L’encadrement juridique des constructions en mer

La créativité humaine ne se limite pas à l’aménagement du sol, elle déborde également sur la mer. Le besoin en énergies a poussé l’homme à étendre l’exploitation des combustibles fossiles dans le sous-sol des océans, de fait cette activité nécessite la création de constructions et une détermination de leur nature juridique qui emporte l’application d’un régime juridique

On entend par constructions en mer, l’ensemble des constructions qui se situent dans les mers et les océans. Si autrefois les phares étaient les seules constructions en mer qui existaient, depuis l’invention des plates-formes pétrolières et des éoliennes en mer, l’homme occupe la mer au moyen de structures qui apparaissent dans le paysage maritime.
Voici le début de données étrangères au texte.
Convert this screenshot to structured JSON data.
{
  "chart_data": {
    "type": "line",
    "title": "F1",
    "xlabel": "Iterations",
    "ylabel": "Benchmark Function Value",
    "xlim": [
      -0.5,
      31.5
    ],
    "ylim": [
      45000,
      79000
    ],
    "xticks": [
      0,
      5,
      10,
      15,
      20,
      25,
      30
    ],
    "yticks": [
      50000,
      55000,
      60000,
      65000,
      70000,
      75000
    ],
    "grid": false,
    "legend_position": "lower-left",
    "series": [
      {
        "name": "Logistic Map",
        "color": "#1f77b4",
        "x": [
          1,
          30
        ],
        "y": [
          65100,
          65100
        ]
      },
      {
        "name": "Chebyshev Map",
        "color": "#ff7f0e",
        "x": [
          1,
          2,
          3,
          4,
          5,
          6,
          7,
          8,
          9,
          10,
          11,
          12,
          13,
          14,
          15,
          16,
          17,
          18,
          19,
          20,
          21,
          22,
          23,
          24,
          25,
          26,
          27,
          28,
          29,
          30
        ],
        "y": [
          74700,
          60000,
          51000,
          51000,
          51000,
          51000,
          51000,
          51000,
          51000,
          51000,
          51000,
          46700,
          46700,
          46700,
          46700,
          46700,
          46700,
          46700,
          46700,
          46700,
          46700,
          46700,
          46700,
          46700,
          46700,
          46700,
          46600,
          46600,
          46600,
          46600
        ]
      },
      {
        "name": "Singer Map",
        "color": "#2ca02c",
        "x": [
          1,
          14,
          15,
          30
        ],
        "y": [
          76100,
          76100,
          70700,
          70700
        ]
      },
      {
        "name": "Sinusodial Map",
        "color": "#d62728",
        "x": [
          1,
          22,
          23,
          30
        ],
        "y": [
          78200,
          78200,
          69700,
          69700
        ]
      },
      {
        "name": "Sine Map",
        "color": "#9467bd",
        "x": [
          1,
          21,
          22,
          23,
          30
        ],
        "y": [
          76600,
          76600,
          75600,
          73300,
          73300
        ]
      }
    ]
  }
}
Historiquement, les premières plates-formes en mer ont été construites dans le Golfe du Mexique sur les côtes du Texas, à une très faible profondeur d’eau et servaient alors de tête de puits dans le prolongement des installations qui se trouvaient à terre. C’est à la suite du choc pétrolier de 1973 que les dirigeants européens prirent la décision de développer les exploitations gazifières et pétrolières, d’autant plus que le tiers des gisements potentiels de la planète sont situés dans les profondeurs océaniques.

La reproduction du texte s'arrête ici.